It is the summer of 2000. I just turned 15 year and up until this summer the furthest I’ve ever been from home is the south of France. But that was all about to change this summer. Because this would be the summer that I would go to Isla Margarita, Venezuela.
At the moment of writing it’s almost 20 years later. I have to search for old fashion printed photos (Ouch that makes me feel old already). And yes, printed photos was still a thing in the early 2000’s. Since it’s already 20 years ago the memories of Isla Margarita have become somewhat vague. But what I still clearly remember is the resort we stayed at. It was a bungalow style all-in resort near the beach. The bungalows where orange colored and in the middle there was a big swimming pool. At first I didn’t remember the name of the resort. But with a quick search online helped. Margarita Village in Porlamar, Isla Margarita, Venezuela.
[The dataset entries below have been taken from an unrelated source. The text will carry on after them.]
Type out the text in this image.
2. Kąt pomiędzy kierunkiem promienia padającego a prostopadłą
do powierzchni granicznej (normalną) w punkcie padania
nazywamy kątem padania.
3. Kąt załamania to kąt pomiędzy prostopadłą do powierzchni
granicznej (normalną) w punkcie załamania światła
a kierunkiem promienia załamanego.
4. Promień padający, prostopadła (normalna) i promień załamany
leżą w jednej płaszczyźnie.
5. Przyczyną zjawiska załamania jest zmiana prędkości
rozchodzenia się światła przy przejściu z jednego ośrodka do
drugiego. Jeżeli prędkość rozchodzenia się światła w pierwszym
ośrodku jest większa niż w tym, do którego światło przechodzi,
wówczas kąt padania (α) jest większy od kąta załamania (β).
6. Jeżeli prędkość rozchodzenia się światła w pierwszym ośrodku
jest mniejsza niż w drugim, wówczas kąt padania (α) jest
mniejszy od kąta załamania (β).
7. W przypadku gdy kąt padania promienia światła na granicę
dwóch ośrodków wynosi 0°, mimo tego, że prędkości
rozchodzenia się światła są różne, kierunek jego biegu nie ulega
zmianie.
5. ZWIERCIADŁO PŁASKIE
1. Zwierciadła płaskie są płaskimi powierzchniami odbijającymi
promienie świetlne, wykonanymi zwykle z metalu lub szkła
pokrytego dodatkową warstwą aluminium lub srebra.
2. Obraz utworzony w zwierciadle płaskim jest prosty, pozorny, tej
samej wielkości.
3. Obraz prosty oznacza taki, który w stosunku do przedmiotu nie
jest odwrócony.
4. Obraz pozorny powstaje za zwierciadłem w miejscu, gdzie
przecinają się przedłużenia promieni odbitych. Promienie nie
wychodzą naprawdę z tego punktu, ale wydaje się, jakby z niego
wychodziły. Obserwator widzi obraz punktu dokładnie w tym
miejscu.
I searched a bit further online and it turns out the place still exists. And guess what… It is like a time machine. It still looks the same as 2 decades ago. You enter the village through a large open lobby with a lot of seating. Only to get to the pools edge on the other side. The pool which is at the center of the village. With on the backside of the pool the bar and restaurant. To both sides of the pool are the bungalows. From what I remember where the bungalows quite basic, just how I like it. As I don’t see the point of expensive luxury hotels. They only make you want to stay in, while I’m there to explore the surroundings.
Isla Margarita consists of 2 island who are connected in the middle by a lagune of mangrove trees. The island lays about 40km of the mainland of Venezuela. And is reachable by either boat or airplane. The majority of the population live on the more developed eastern part of the island. Here you can also find its 2 biggest cities Porlamar and Pampatar. Up until the economic downfall in Venezuela, Isla Margarita used to be a popular tourist destination. With its nickname as Pearl of the Caribbean, its many white beaches and its tax-free status many tourists visited the island. Only after 2010 tourism on the island has been on a decline and organized crime has taken its place.
Laguna de la Restinga
If you visit Isla Margarita you should definitely also pay a visit to Laguna de la Restinga National Park. The park forms a connection between the 2 islands that make up Isla Margarita. The majority of the park consists of a salt water lagune with mangrove trees. Besides the mangrove forest the park is also rich of fish and birds.
If you want to visit the park you can go to the Terminal de Lanchas Laguna de la Restinga. Here you can get onto a 5-person motorboot that will take you through the mangrove channels. These motorboats will bring you to a shell beach on the northern side of the park. Here you can eat fresh captured fish.
Basilica of Our Lady of El Valle
Another must see on Isla Margarita is the Basilica of Our Lady of El Valle. The Basilica is located in the town of El Valle del Espíritu Santo and is named in honor of the patron saint of the town, “La Virgen del Valle”. The church was originally called the church of St Nicholas of Bari, but was declare a Minor Basilica on the 8th of september 1955. Every year there are festivities held in the Basilica. It starts on the 8th of september with the descent of the Virgin, where its places so that the public can see it up close. And it ends on the 8th of december with the rise of the Virgin when its placed on the altar at the top.
It’s been 2 decades since I’ve been to Isla Margarita. Because of that a lot of memories have faded away. Also the situation on Isla Margarita has changed a lot since and I wouldn’t recommend anyone on going there at the moment. Yet I still decided to write about it. Because for me Isla Margarita is still a memorable place. I truly hope the situation in Venezuela will improve soon so that more people can enjoy this beautiful place.